Auch der Verfasser des vorliegenden Buches — der durch viele Jahre in einem sowjetischen Lager gewesen war — will das Ungeheuerliche, das er sehen und erleben mußte, als ein Ganzes und als System verstehen und deuten, wobei die Unterschiede zwischen den großdeutschen und den sowjetrussischen Lagern nur gradueller und klimatisch bedingter Art sind.
Was der Verfasser in Workuta erlebte, war die Gewißheit des Bestehens einer „zweiten Welt“, der Katorga, des russischen vor allem für die „Politischen“ bestimmten Straflagers, das beileibe keine Einrichtung des Kommunismus ist, wie eine selbstgefällige westliche Welt so oft annimmt, sondern bereits von „Väterchen“ Zar eingerichtet worden war.
Im Verlauf seiner Schilderungen, deren Tatsachen ungeheuerlich sind, geht der Autor auch auf die bäuerliche Rebellengruppe der Plotnoi ein. Diese sind eine Gruppe von aus politischen Gründen anarchisch gesinnten und bewußt jede Arbeit ablehnenden Angehörigen des deklassierten Bauernvolkes, eine neue Untergrundbewegung, die aber auch ihren Ursprung im Zarenreich hat und lediglich den Gegner wechselte, ihre Teilmoral aber beibehielt.
Interessant ist, was der Verfasser über die aus den Lagern Entlassenen zu berichten weiß: Ohne Bewußtsein für eine Eigenbestimmung, sind diese Menschen nicht in der Lage, eine Freiheit, deren Wert ihnen sehr fragwürdig geworden ist, für ihr Leben zu verwerten, so daß sie sich oft in die feste Ordnung des. Lagers zurückzusehnen scheinen, in eine
Ordnung, die ihnen kein Problem aufgibt, als jenes, zu überleben
Der zweite Teil des Buches ist nach meiner Meinung mit seinen Meditationen und Zukunftsdeutungen ohne Zusammenhang mit dem Zweck des Buches und fällt sehr stark ab. — Ein ausgezeichneter Erlebnisbericht, der viele Dinge, die sich in der letzten Zeit zugetragen haben, verständlich macht.
Grundzüge der russischen Geschichte. Von Irene N e a n d e r. Hermann-Gentner-Verlag, Darmstadt. 120 Seiten.

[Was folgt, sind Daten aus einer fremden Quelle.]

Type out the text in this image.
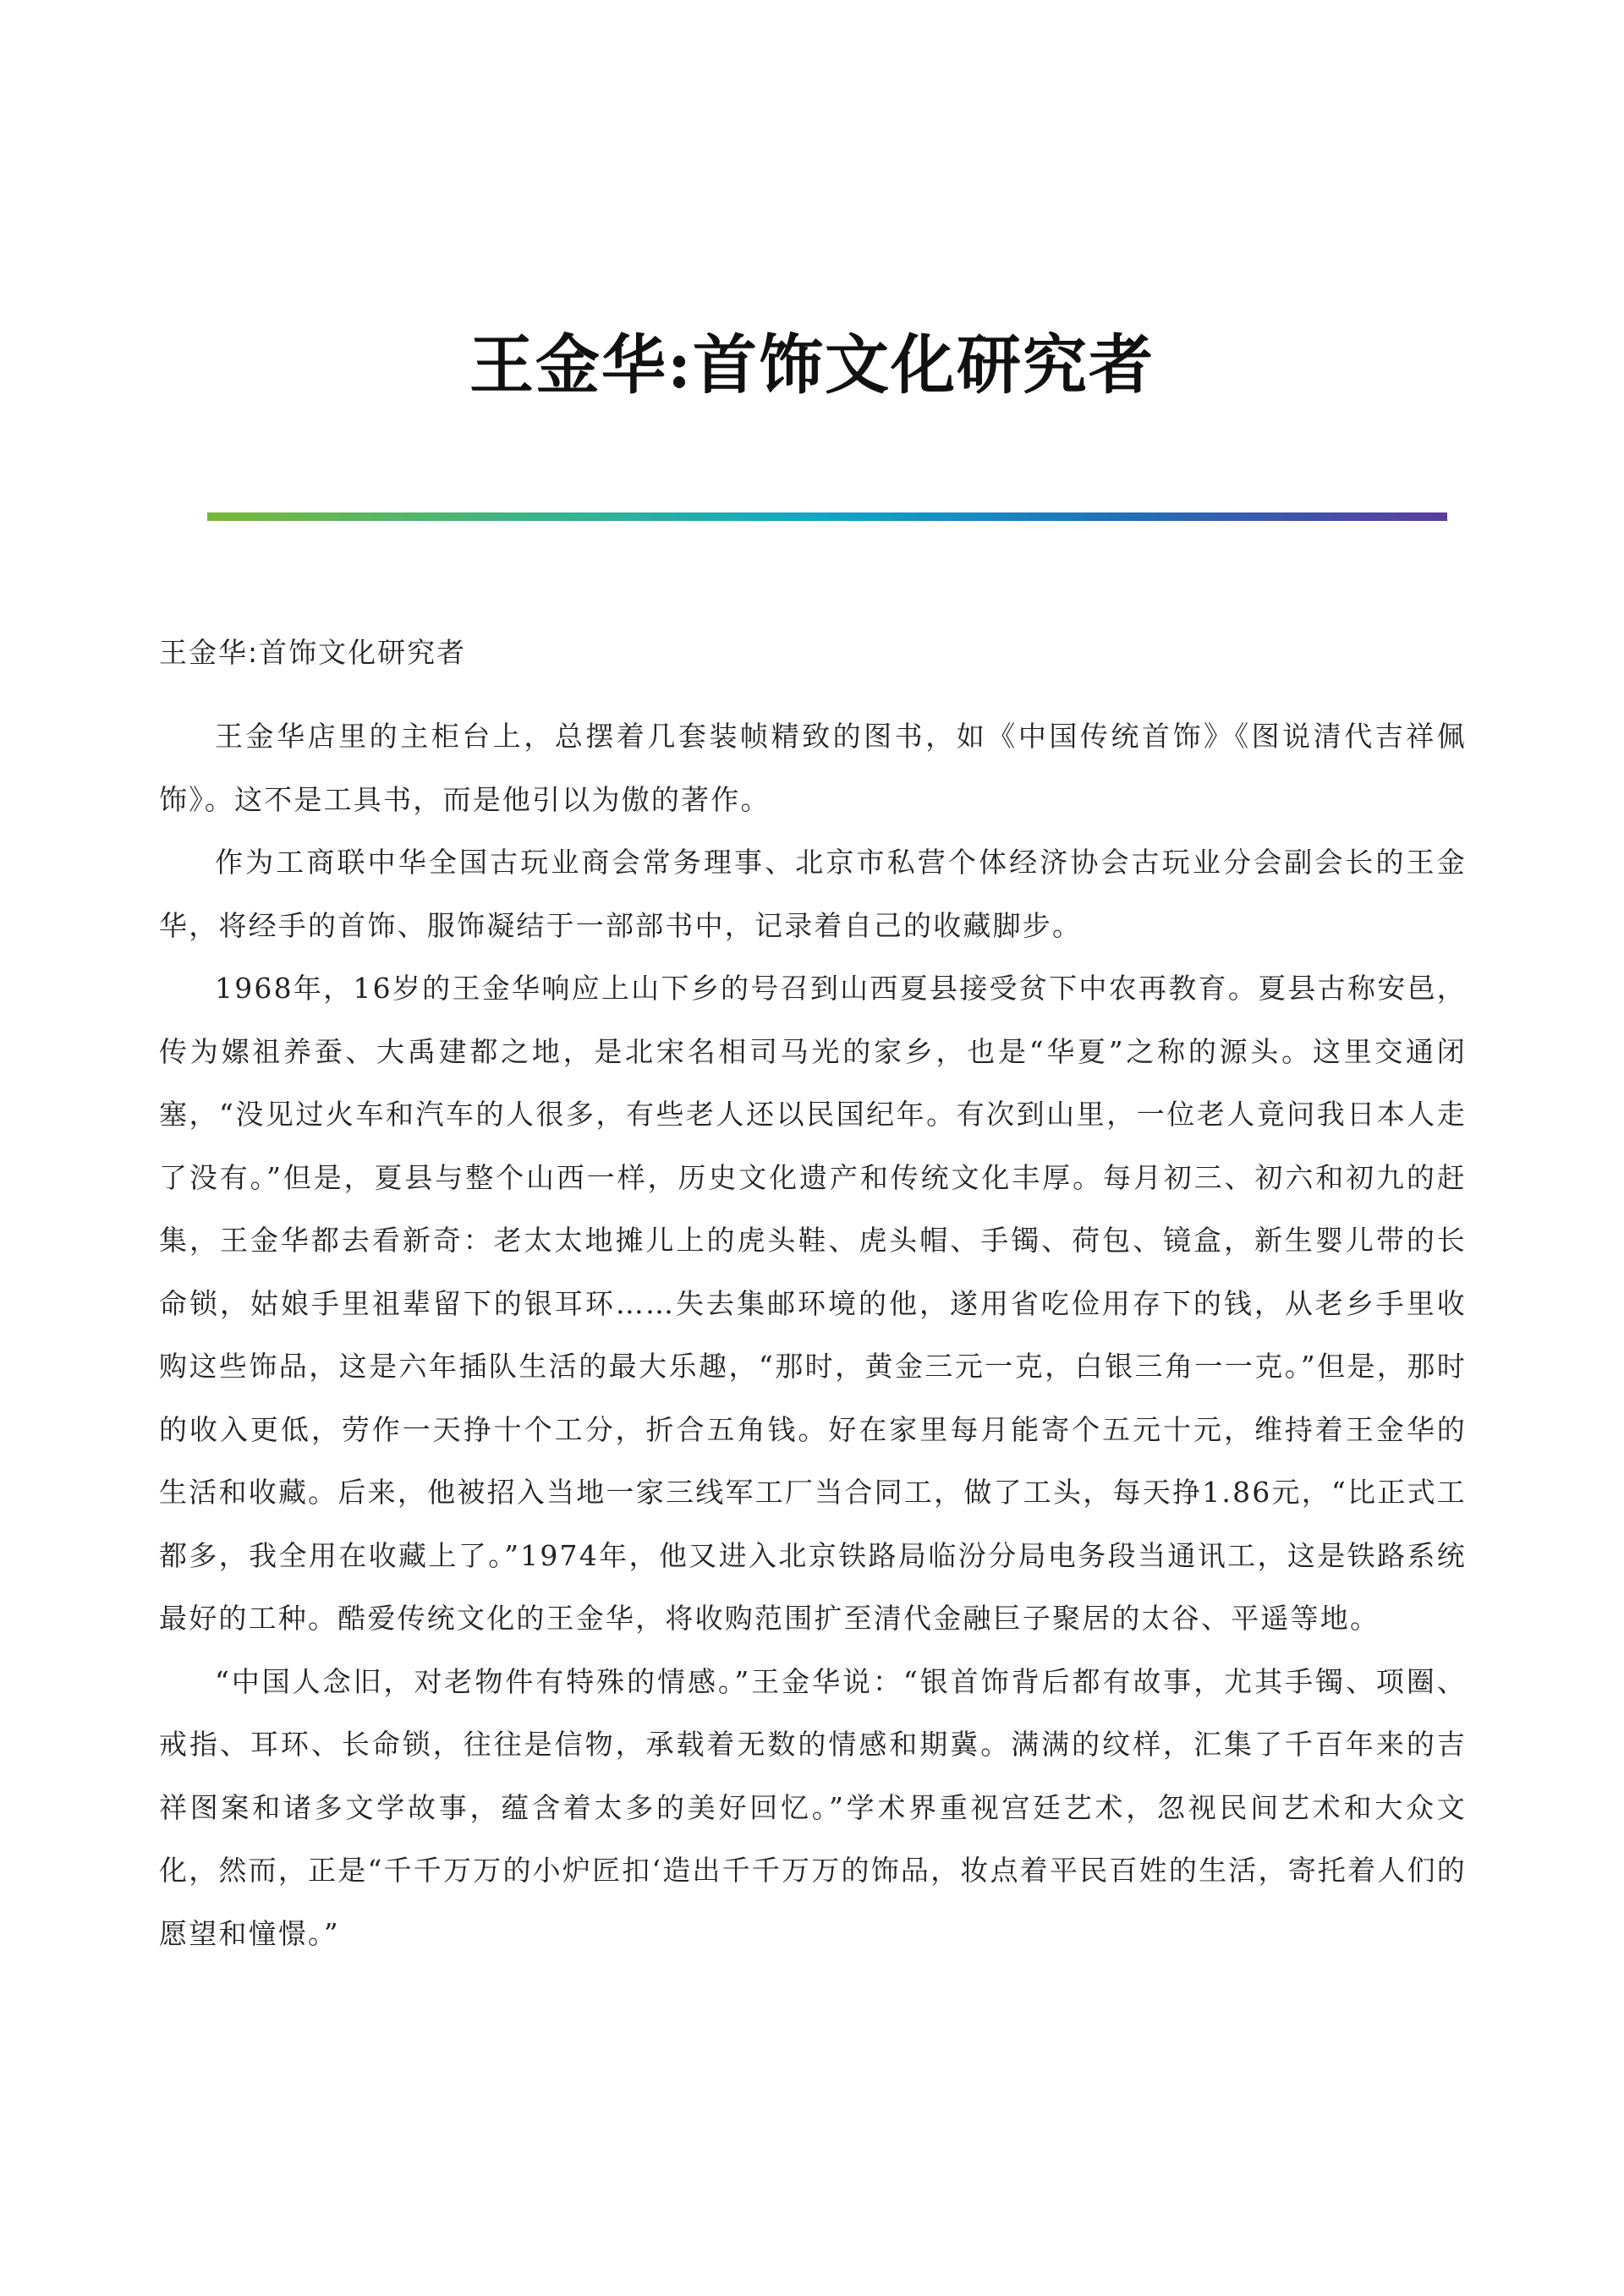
王金华:首饰文化研究者
王金华:首饰文化研究者

王金华店里的主柜台上，总摆着几套装帧精致的图书，如《中国传统首饰》《图说清代吉祥佩饰》。这不是工具书，而是他引以为傲的著作。

作为工商联中华全国古玩业商会常务理事、北京市私营个体经济协会古玩业分会副会长的王金华，将经手的首饰、服饰凝结于一部部书中，记录着自己的收藏脚步。

1968年，16岁的王金华响应上山下乡的号召到山西夏县接受贫下中农再教育。夏县古称安邑，传为嫘祖养蚕、大禹建都之地，是北宋名相司马光的家乡，也是“华夏”之称的源头。这里交通闭塞，“没见过火车和汽车的人很多，有些老人还以民国纪年。有次到山里，一位老人竟问我日本人走了没有。”但是，夏县与整个山西一样，历史文化遗产和传统文化丰厚。每月初三、初六和初九的赶集，王金华都去看新奇：老太太地摊儿上的虎头鞋、虎头帽、手镯、荷包、镜盒，新生婴儿带的长命锁，姑娘手里祖辈留下的银耳环……失去集邮环境的他，遂用省吃俭用存下的钱，从老乡手里收购这些饰品，这是六年插队生活的最大乐趣，“那时，黄金三元一克，白银三角一一克。”但是，那时的收入更低，劳作一天挣十个工分，折合五角钱。好在家里每月能寄个五元十元，维持着王金华的生活和收藏。后来，他被招入当地一家三线军工厂当合同工，做了工头，每天挣1.86元，“比正式工都多，我全用在收藏上了。”1974年，他又进入北京铁路局临汾分局电务段当通讯工，这是铁路系统最好的工种。酷爱传统文化的王金华，将收购范围扩至清代金融巨子聚居的太谷、平遥等地。

“中国人念旧，对老物件有特殊的情感。”王金华说：“银首饰背后都有故事，尤其手镯、项圈、戒指、耳环、长命锁，往往是信物，承载着无数的情感和期冀。满满的纹样，汇集了千百年来的吉祥图案和诸多文学故事，蕴含着太多的美好回忆。”学术界重视宫廷艺术，忽视民间艺术和大众文化，然而，正是“千千万万的小炉匠扣‘造出千千万万的饰品，妆点着平民百姓的生活，寄托着人们的愿望和憧憬。”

Auf engstem Raum einen zuverlässigen und gedankenreichen Führer durch die russische Geschichte zu geben, dem es zudem an eigenem Urteil nicht mangelt und aus dem auf jeder Seite die gründliche Kenntnis der Fachliteratur in russischer und deutscher (weniger in englischer und französischer, gar nicht etwa in polnischer) Sprache herauszufühlen ist, dafür schulden wir der Verfasserin aufrichtigen Dank. Das Büchlein ist gemeinverständlich, ohne üble Konzessionen an den Unterdurchschnittsleser zu machen; es verwendet erfreulicherweise die richtige slawisti-sche Transkription des russischen Alphabets. Es huldigt weder dem verschrobenen Orgiasmus mitläufiger West-Intellektueller, noch der sturen Ablehnung, die, wiederum im für tieferes Eindringen in eine ihm fremde Ostwelt zu faulen Westen, auf einem anderen Sektor der Meinungsmacher üblich ist. Ruhige Sachlichkeit, gestützt auf die Vertrautheit mit dem Gestern und mit dem Heute Rußlands, der Sowjetunion, bestimmen den Ton, die Stoffauswahl, die Würdigungen. Angesichts derartiger Leistung wäre es unbillig, an umstreitbaren Einzelansichten oder auch nur an unbestreitbaren geringen Irrtümern zu mäkeln: Frau Neander ist, in kleinem Format, ein großer Wurf gelungen.